Our Autumn 2017 meeting will be held at at the MIB in Manchester on 29th September, hosted by C4X, and will focus around the theme “Where simulation meets experiment”. And if you can think as far as a year ahead you can start looking forward to our planned joint MGMS/UKQSAR Group meeting in Cardiff, on 11th-12th April 2018 (provisional dates).
UK-QSAR meetings are often oversubscribed so do register asap to avoid disappointment. If you have registered already but can no longer attend PLEASE LET US KNOW so we can release your place. Details of the talks and some suggested pre-meeting reading material is available below should you wish to explore some of the upcoming topics in more detail ahead of the meeting.
As ever, please send any feedback or suggestions you have for future newsletters to Susan Boyd at email@example.com.
Spring 2017 Meeting
The UKQSAR spring meeting will be returning to Syngenta, Jealott’s Hill on 26 April.

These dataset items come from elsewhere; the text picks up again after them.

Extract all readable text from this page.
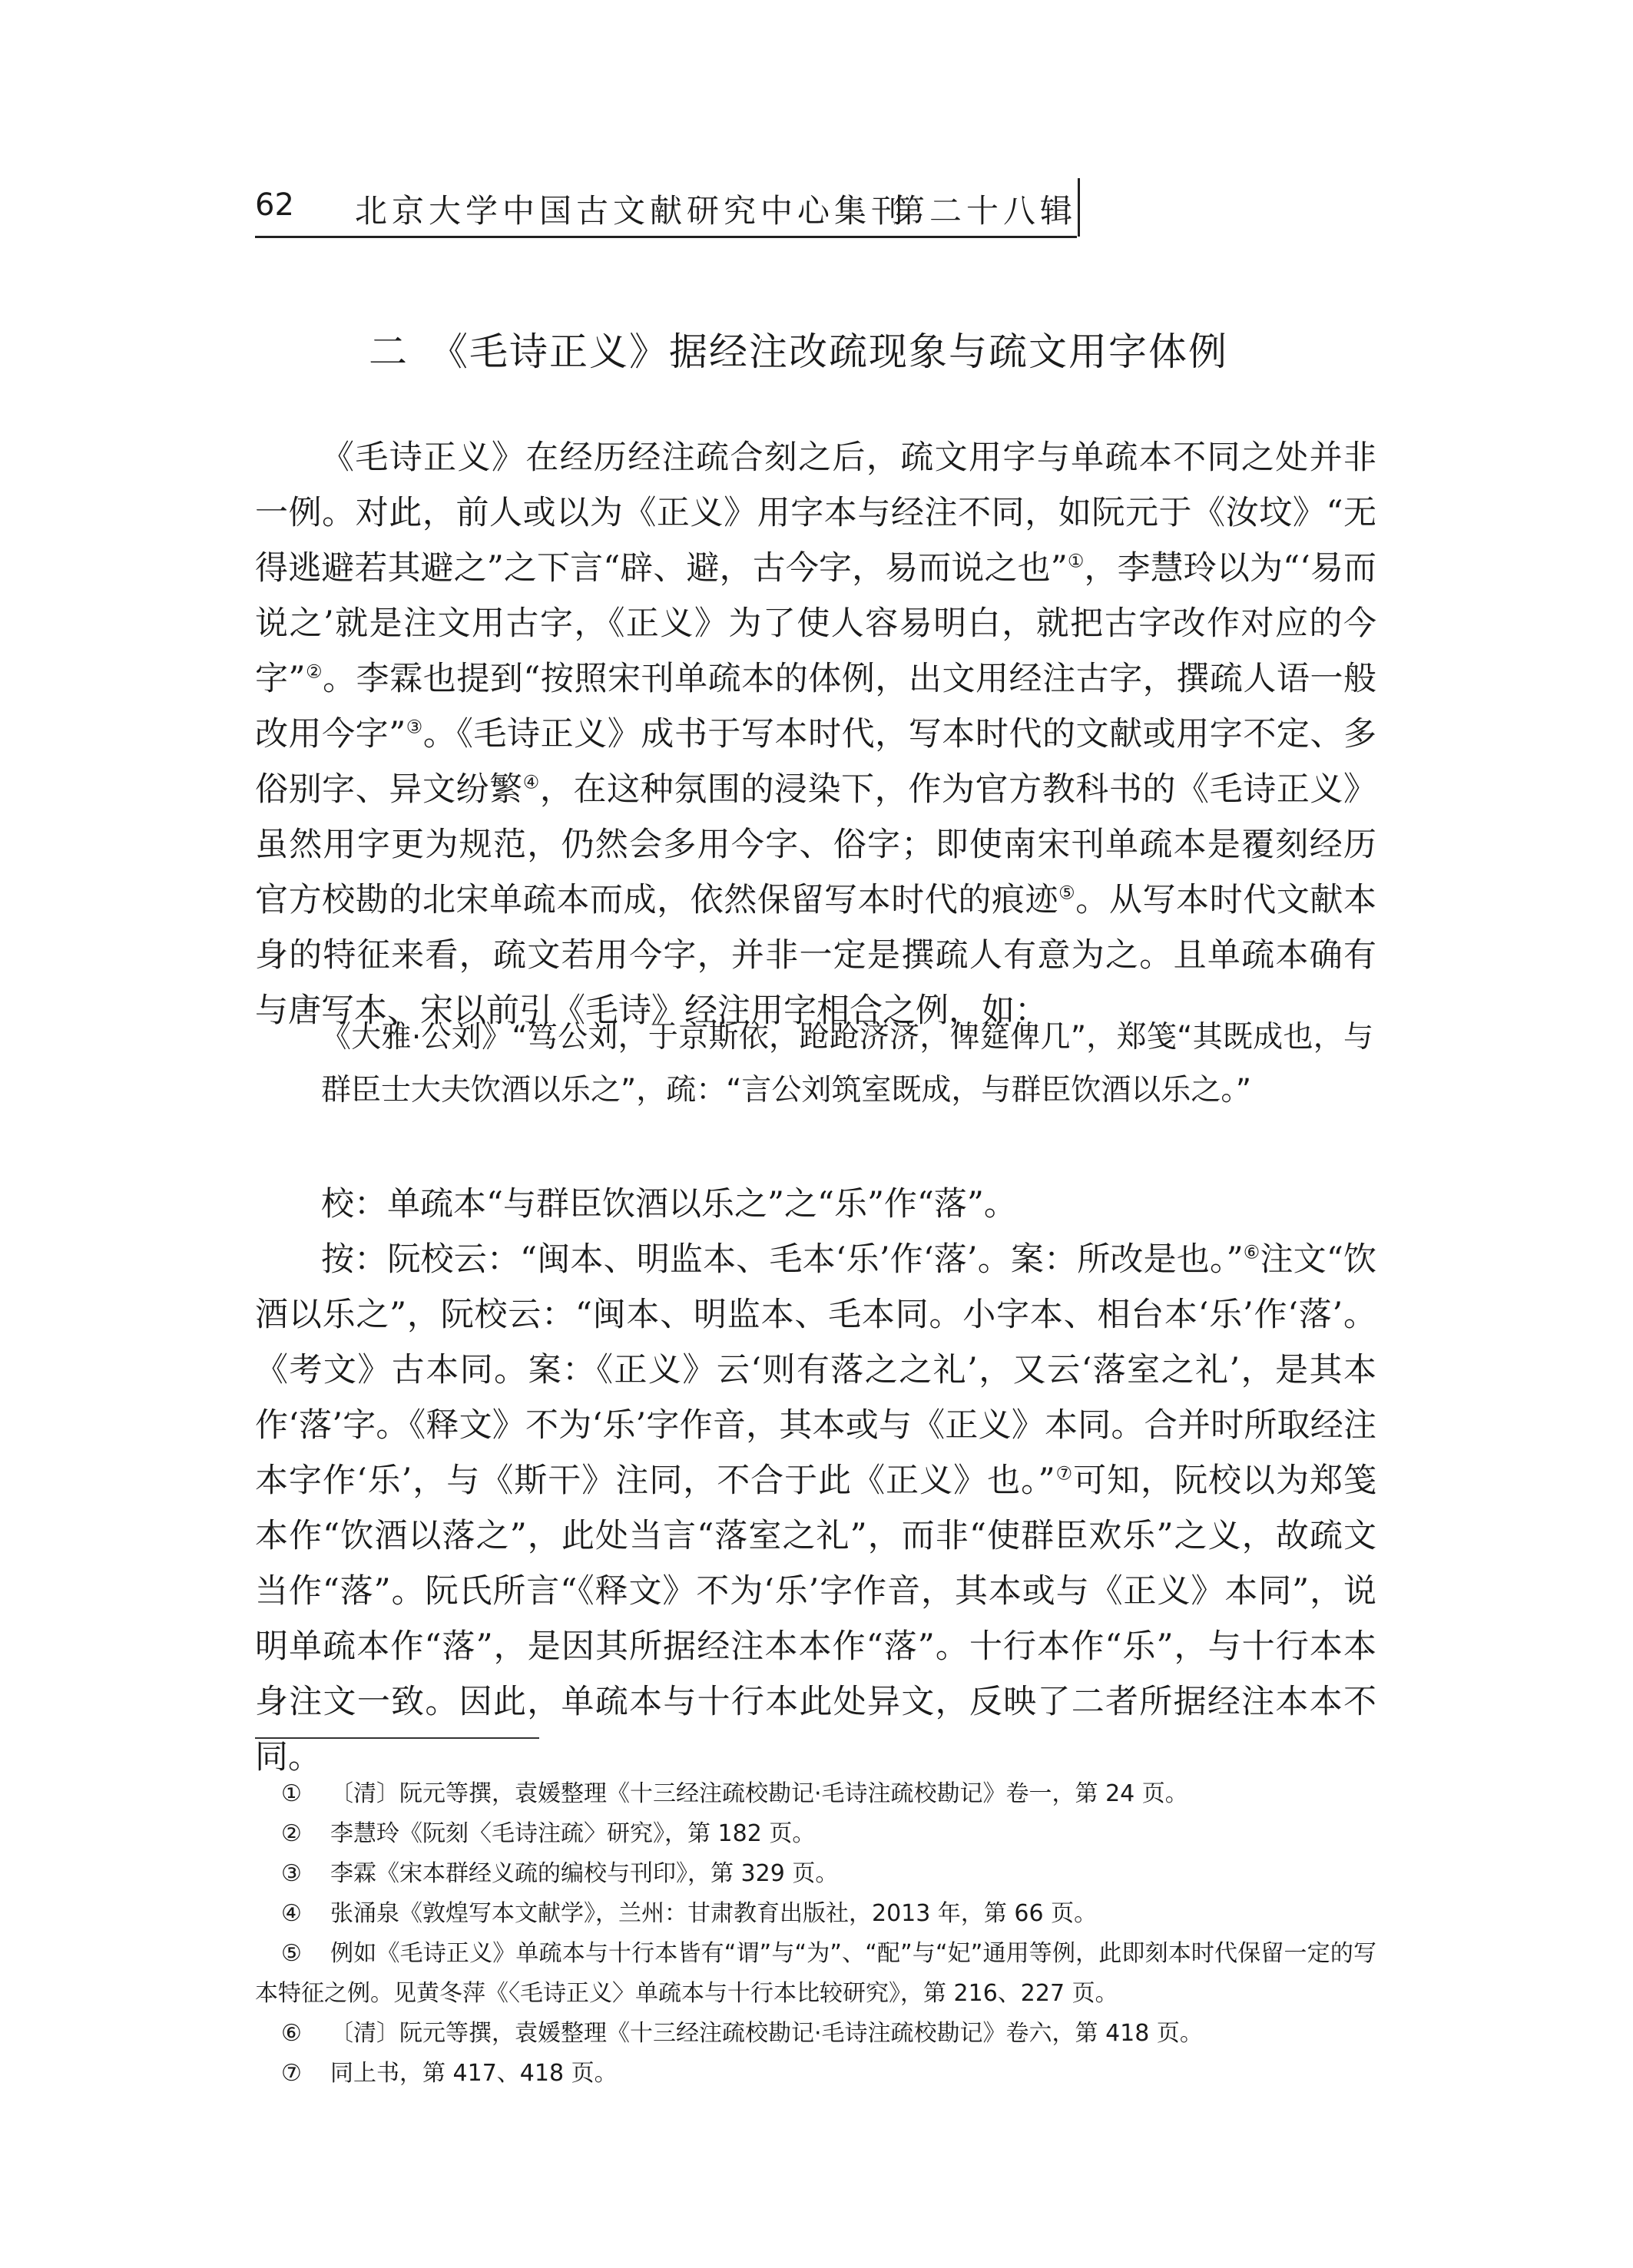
62 北京大学中国古文献研究中心集刊
第二十八辑
二　《毛诗正义》据经注改疏现象与疏文用字体例

《毛诗正义》在经历经注疏合刻之后，疏文用字与单疏本不同之处并非一例。对此，前人或以为《正义》用字本与经注不同，如阮元于《汝坟》“无得逃避若其避之”之下言“辟、避，古今字，易而说之也”①，李慧玲以为“‘易而说之’就是注文用古字，《正义》为了使人容易明白，就把古字改作对应的今字”②。李霖也提到“按照宋刊单疏本的体例，出文用经注古字，撰疏人语一般改用今字”③。《毛诗正义》成书于写本时代，写本时代的文献或用字不定、多俗别字、异文纷繁④，在这种氛围的浸染下，作为官方教科书的《毛诗正义》虽然用字更为规范，仍然会多用今字、俗字；即使南宋刊单疏本是覆刻经历官方校勘的北宋单疏本而成，依然保留写本时代的痕迹⑤。从写本时代文献本身的特征来看，疏文若用今字，并非一定是撰疏人有意为之。且单疏本确有与唐写本、宋以前引《毛诗》经注用字相合之例，如：

《大雅·公刘》“笃公刘，于京斯依，跄跄济济，俾筵俾几”，郑笺“其既成也，与群臣士大夫饮酒以乐之”，疏：“言公刘筑室既成，与群臣饮酒以乐之。”

校：单疏本“与群臣饮酒以乐之”之“乐”作“落”。

按：阮校云：“闽本、明监本、毛本‘乐’作‘落’。案：所改是也。”⑥注文“饮酒以乐之”，阮校云：“闽本、明监本、毛本同。小字本、相台本‘乐’作‘落’。《考文》古本同。案：《正义》云‘则有落之之礼’，又云‘落室之礼’，是其本作‘落’字。《释文》不为‘乐’字作音，其本或与《正义》本同。合并时所取经注本字作‘乐’，与《斯干》注同，不合于此《正义》也。”⑦可知，阮校以为郑笺本作“饮酒以落之”，此处当言“落室之礼”，而非“使群臣欢乐”之义，故疏文当作“落”。阮氏所言“《释文》不为‘乐’字作音，其本或与《正义》本同”，说明单疏本作“落”，是因其所据经注本本作“落”。十行本作“乐”，与十行本本身注文一致。因此，单疏本与十行本此处异文，反映了二者所据经注本本不同。

① 〔清〕阮元等撰，袁媛整理《十三经注疏校勘记·毛诗注疏校勘记》卷一，第 24 页。

② 李慧玲《阮刻〈毛诗注疏〉研究》，第 182 页。

③ 李霖《宋本群经义疏的编校与刊印》，第 329 页。

④ 张涌泉《敦煌写本文献学》，兰州：甘肃教育出版社，2013 年，第 66 页。

⑤ 例如《毛诗正义》单疏本与十行本皆有“谓”与“为”、“配”与“妃”通用等例，此即刻本时代保留一定的写本特征之例。见黄冬萍《〈毛诗正义〉单疏本与十行本比较研究》，第 216、227 页。

⑥ 〔清〕阮元等撰，袁媛整理《十三经注疏校勘记·毛诗注疏校勘记》卷六，第 418 页。

⑦ 同上书，第 417、418 页。
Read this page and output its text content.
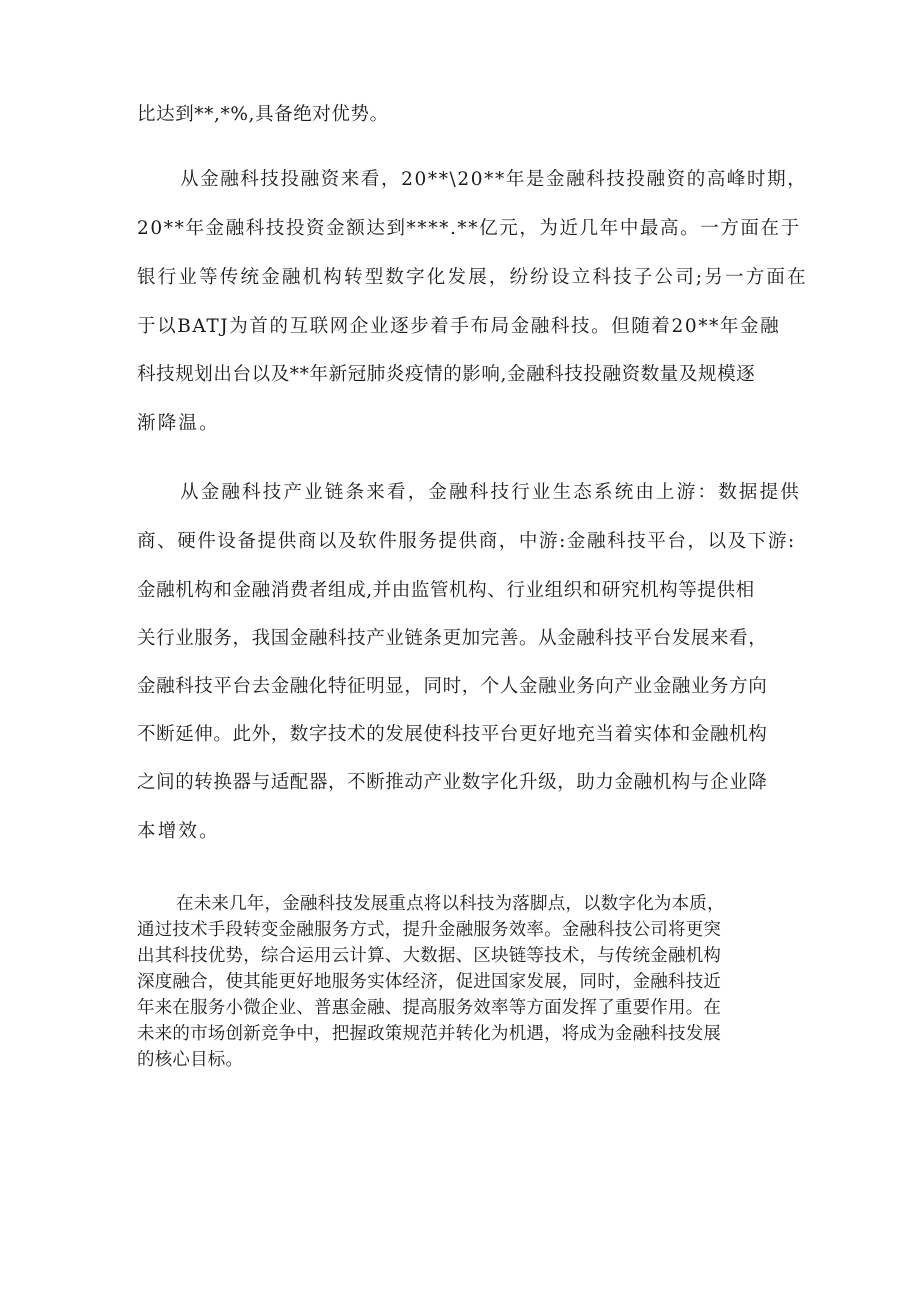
比达到**,*%,具备绝对优势。
从金融科技投融资来看，20**\20**年是金融科技投融资的高峰时期，
20**年金融科技投资金额达到****.**亿元，为近几年中最高。一方面在于
银行业等传统金融机构转型数字化发展，纷纷设立科技子公司;另一方面在
于以BATJ为首的互联网企业逐步着手布局金融科技。但随着20**年金融
科技规划出台以及**年新冠肺炎疫情的影响,金融科技投融资数量及规模逐
渐降温。
从金融科技产业链条来看，金融科技行业生态系统由上游：数据提供
商、硬件设备提供商以及软件服务提供商，中游:金融科技平台，以及下游:
金融机构和金融消费者组成,并由监管机构、行业组织和研究机构等提供相
关行业服务，我国金融科技产业链条更加完善。从金融科技平台发展来看，
金融科技平台去金融化特征明显，同时，个人金融业务向产业金融业务方向
不断延伸。此外，数字技术的发展使科技平台更好地充当着实体和金融机构
之间的转换器与适配器，不断推动产业数字化升级，助力金融机构与企业降
本增效。
在未来几年，金融科技发展重点将以科技为落脚点，以数字化为本质，
通过技术手段转变金融服务方式，提升金融服务效率。金融科技公司将更突
出其科技优势，综合运用云计算、大数据、区块链等技术，与传统金融机构
深度融合，使其能更好地服务实体经济，促进国家发展，同时，金融科技近
年来在服务小微企业、普惠金融、提高服务效率等方面发挥了重要作用。在
未来的市场创新竞争中，把握政策规范并转化为机遇，将成为金融科技发展
的核心目标。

As ever, we’re aiming to offer a series of high quality talks around a range of topics, in this case formed around a couple of broad themes – understanding the lead optimisation process and characterising the shape of ligands and binding sites.
The lead optimisation process is a crucial step in the drug discovery effort as it is the route by which a large number of molecules are turned into “the one” – the compound that goes forward to expensive trials with the hope that it will eventually become a profitable product. The fate of this compound is baked into its structure, ranging from its efficacy to its toxicological profile, so it behoves us to make sure that our process really does lead us to the right “one”.
Within our community we often focus on the detail of how properties are predicted – a better model of solubility, an improved docking algorithm, a faster clustering method – rather than asking how these improvements might impact the overall drug discovery process. For example, is it better to have a good model of a less relevant parameter or a poor model of a more relevant one? Some of these issues will be addressed in the morning session with a series of talks that focus on how the choices we make during the lead optimisation process shape its final outcome. This ranges from where our initial leads come from, through the effect of cognitive bias during the design cycle through to the impact of physical properties on chances of success of candidate molecules.
Molecular recognition is primarily driven by the complementary shapes of a ligand and its binding site. Shape offers us a different view on compounds, potentially allowing us to move more easily away from problematic chemotypes while retaining the ligands essential interaction with its target. The afternoon session will be given over to considering our molecules in terms other than their flat structure, with talks about methods for accurately identifying potential ligand binding sites on proteins, visualising these pockets as interpretable maps to aid drug design and grouping molecules effectively by shape fingerprint.
About Jealott’s Hill
Jealott’s Hill is a key site in Syngenta’s global Research and Development network. With a long tradition of innovation and employing over 800 people, it is the company’s largest site for new agrochemical R&D and product support.
Key activities at Jealott’s Hill include research into discovery of new active ingredients, new formulation technologies, product safety, technical support of our product range and seeds research. The site houses a number of centres of scientific excellence, both chemical and biological, that support our worldwide R&D activities.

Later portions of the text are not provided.